Ora il sindaco del Comune di Montegabbione Fabio Roncella, rilevata l’inconsistenza del nascituro “Punto di Prima Assistenza” (PPA), abilitato al trattamento delle sole casistiche di minore, ha presentato ricorso al Tar dell’Umbria contro l’Usl 1 e la Regione Umbria «in quanto – dice – contro-interessata, per l’annullamento, previa sospensiva, della delibera del direttore generale del 22 febbraio 2017 e di ogni altro atto presupposto, connesso o conseguente».
«Tale delibera che tra l’altro non ci è stata mai notificata – spiega Roncella – disponeva a partire dal 1° marzo 2017, ovvero a distanza di una sola settimana, la chiusura di tutte le attività a carattere esclusivamente ospedaliero svolte presso il presidio di Città della Pieve, delle quali usufruivano i cittadini di Montegabbione in ragione della vicinanza territoriale».
Il sindaco del piccolo Comune dell’alto orvietano, riscontrati anche i primi disservizi, ha chiesto precise informazioni al direttore generale di Usl Umbria2 Imolo Fiaschini e quello di Usl Umbria1 Casciari, senza ricevere, ancora ad oggi, alcun tipo di riscontro, nemmeno informale.
Contro la paventata ipotesi della chiusura dell’ospedale pievese, dal 1° marzo divenuta certezza, anche alcune fazioni della politica si erano mosse proponendo una serie di incontri pubblici. Ultimo in ordine di tempo quello del 21 aprile scorso, “al quale – ha spiegato Roncella – ha partecipato il Dott. Attilio Solinas, Presidente della Terza Commissione Consiliare Permanente in Regione, competente in materia di Sanità, che ha illustrato le modifiche in atto al sistema sanitario regionale, e ha dovuto purtroppo raccogliere il dissenso di molti dei presenti; lo ringraziamo per la disponibilità a mettersi in gioco in un contesto certamente difficile”. Erano presenti rappresentanti del CREST e del CISADeP, Coordinamento Italiano Sanità Aree Disagiate e Periferiche, al quale aderiamo, Valerio Mancini, Consigliere regionale e vicepresidente della Assemblea legislativa della Regione Umbria, e l’Avvocato Stefano Mingarelli.

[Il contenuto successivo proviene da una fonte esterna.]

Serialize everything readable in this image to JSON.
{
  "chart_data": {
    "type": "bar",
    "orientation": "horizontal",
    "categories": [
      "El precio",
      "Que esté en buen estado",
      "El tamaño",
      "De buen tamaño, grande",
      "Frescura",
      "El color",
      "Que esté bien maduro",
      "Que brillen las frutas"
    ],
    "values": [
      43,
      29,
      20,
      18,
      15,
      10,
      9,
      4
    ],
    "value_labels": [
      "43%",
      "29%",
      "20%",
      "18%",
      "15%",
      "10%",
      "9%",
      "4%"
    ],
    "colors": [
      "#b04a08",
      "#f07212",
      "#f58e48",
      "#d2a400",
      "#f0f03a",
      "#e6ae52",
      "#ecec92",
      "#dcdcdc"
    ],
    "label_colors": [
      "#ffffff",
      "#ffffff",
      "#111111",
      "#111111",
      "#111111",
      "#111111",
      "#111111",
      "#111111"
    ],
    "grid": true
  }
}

“Alla luce delle risultanze della assemblea, nel corso della quale abbiamo avuto modo di approfondire i gravi limiti di una riforma che rischia di ledere il diritto alla salute dei cittadini, garantito dall’Art.32 della Costituzione, privilegiando esigenze di tipo burocratico-organizzativo – ha annunciato il sindaco – abbiamo deciso di dare seguito al ricorso, annunciandolo a fine assemblea”.

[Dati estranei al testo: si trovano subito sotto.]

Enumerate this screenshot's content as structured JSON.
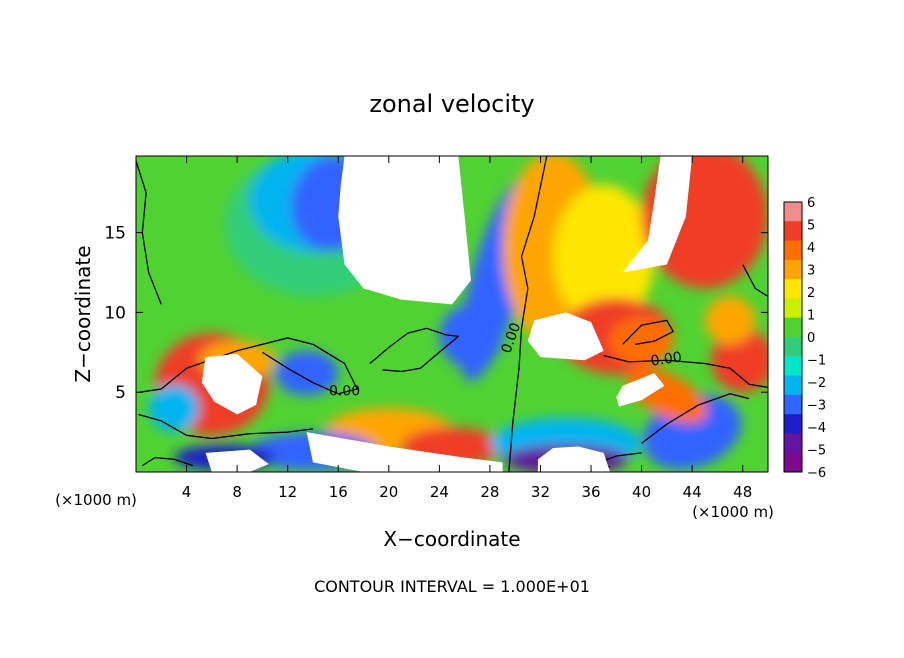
{
  "chart_data": {
    "type": "heatmap",
    "title": "zonal velocity",
    "xlabel": "X−coordinate",
    "ylabel": "Z−coordinate",
    "x_unit_left": "(×1000 m)",
    "x_unit_right": "(×1000 m)",
    "xlim": [
      0,
      50
    ],
    "ylim": [
      0,
      19.8
    ],
    "xticks": [
      4,
      8,
      12,
      16,
      20,
      24,
      28,
      32,
      36,
      40,
      44,
      48
    ],
    "yticks": [
      5,
      10,
      15
    ],
    "colorbar": {
      "ticks": [
        6,
        5,
        4,
        3,
        2,
        1,
        0,
        -1,
        -2,
        -3,
        -4,
        -5,
        -6
      ],
      "colors": [
        "#f08c8c",
        "#f03c28",
        "#ff6e00",
        "#ffa500",
        "#ffe600",
        "#c8f000",
        "#50d232",
        "#32cd78",
        "#00e6c8",
        "#00b4f0",
        "#3264ff",
        "#1e1ec8",
        "#6414a0",
        "#7d0a8c"
      ]
    },
    "contour_labels": [
      {
        "text": "0.00",
        "x": 16.5,
        "y": 4.8
      },
      {
        "text": "0.00",
        "x": 30.0,
        "y": 8.3
      },
      {
        "text": "0.00",
        "x": 42.0,
        "y": 6.8
      }
    ],
    "footer": "CONTOUR INTERVAL = 1.000E+01"
  }
}
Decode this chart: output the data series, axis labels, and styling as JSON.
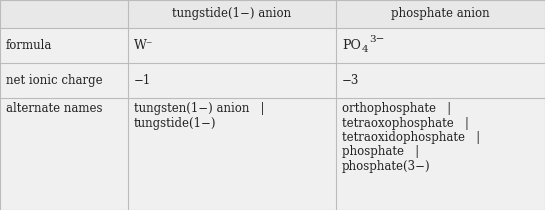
{
  "col_headers": [
    "tungstide(1−) anion",
    "phosphate anion"
  ],
  "row_labels": [
    "formula",
    "net ionic charge",
    "alternate names"
  ],
  "line_color": "#bbbbbb",
  "bg_color": "#f0f0f0",
  "cell_bg": "#ffffff",
  "text_color": "#222222",
  "font_size": 8.5,
  "formula_col1": "W⁻",
  "charge_col1": "−1",
  "charge_col2": "−3",
  "alt_col1_line1": "tungsten(1−) anion   |",
  "alt_col1_line2": "tungstide(1−)",
  "alt_col2_line1": "orthophosphate   |",
  "alt_col2_line2": "tetraoxophosphate   |",
  "alt_col2_line3": "tetraoxidophosphate   |",
  "alt_col2_line4": "phosphate   |",
  "alt_col2_line5": "phosphate(3−)"
}
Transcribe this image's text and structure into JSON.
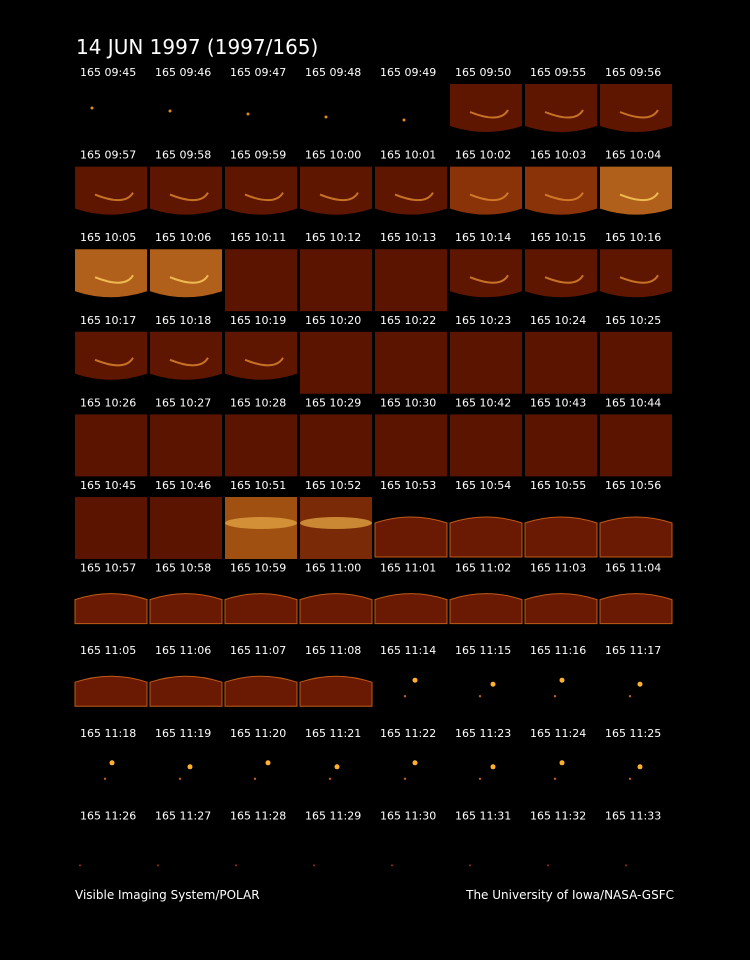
{
  "title": "14 JUN 1997  (1997/165)",
  "frames": [
    [
      "165 09:45",
      "165 09:46",
      "165 09:47",
      "165 09:48",
      "165 09:49",
      "165 09:50",
      "165 09:55",
      "165 09:56"
    ],
    [
      "165 09:57",
      "165 09:58",
      "165 09:59",
      "165 10:00",
      "165 10:01",
      "165 10:02",
      "165 10:03",
      "165 10:04"
    ],
    [
      "165 10:05",
      "165 10:06",
      "165 10:11",
      "165 10:12",
      "165 10:13",
      "165 10:14",
      "165 10:15",
      "165 10:16"
    ],
    [
      "165 10:17",
      "165 10:18",
      "165 10:19",
      "165 10:20",
      "165 10:22",
      "165 10:23",
      "165 10:24",
      "165 10:25"
    ],
    [
      "165 10:26",
      "165 10:27",
      "165 10:28",
      "165 10:29",
      "165 10:30",
      "165 10:42",
      "165 10:43",
      "165 10:44"
    ],
    [
      "165 10:45",
      "165 10:46",
      "165 10:51",
      "165 10:52",
      "165 10:53",
      "165 10:54",
      "165 10:55",
      "165 10:56"
    ],
    [
      "165 10:57",
      "165 10:58",
      "165 10:59",
      "165 11:00",
      "165 11:01",
      "165 11:02",
      "165 11:03",
      "165 11:04"
    ],
    [
      "165 11:05",
      "165 11:06",
      "165 11:07",
      "165 11:08",
      "165 11:14",
      "165 11:15",
      "165 11:16",
      "165 11:17"
    ],
    [
      "165 11:18",
      "165 11:19",
      "165 11:20",
      "165 11:21",
      "165 11:22",
      "165 11:23",
      "165 11:24",
      "165 11:25"
    ],
    [
      "165 11:26",
      "165 11:27",
      "165 11:28",
      "165 11:29",
      "165 11:30",
      "165 11:31",
      "165 11:32",
      "165 11:33"
    ]
  ],
  "footer": {
    "left": "Visible Imaging System/POLAR",
    "right": "The University of Iowa/NASA-GSFC"
  }
}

Il sindaco poi cita una serie di sentenze. Vanno tagliati gli sprechi, certamente, ma non i servizi essenziali; lo chiarisce in modo splendido la sentenza della Corte Costituzionale n°275 del 2016, quando afferma: “È la garanzia dei diritti incomprimibili ad incidere sul bilancio, e non l’equilibrio di questo a condizionarne la doverosa erogazione”. Chiarissimo. Gli fa eco l’altra sentenza n°162 del 2007, dove si attesta la necessità di rispettare le “esigenze minime, di carattere primario e fondamentale, del settore sanitario”, coinvolgenti il “nucleo irriducibile del diritto alla salute protetto dalla Costituzione come ambito inviolabile della dignità umana”.
Ancora più chiara, se possibile, la sentenza n°304 del 1994, che recita: “Non v’è dubbio che, se [le] esigenze [di natura finanziaria], nel bilanciamento dei valori costituzionali operato dal legislatore, avessero un peso assolutamente preponderante, tale da comprimere il nucleo essenziale del diritto alla salute connesso all’inviolabile dignità della persona umana, ci si troverebbe di fronte a un esercizio macroscopicamente irragionevole della discrezionalità legislativa”. L’iniziativa vede l’adesione di comitati di cittadini, di alcune amministrazioni comunali e di gruppi consiliari appartenenti all’area.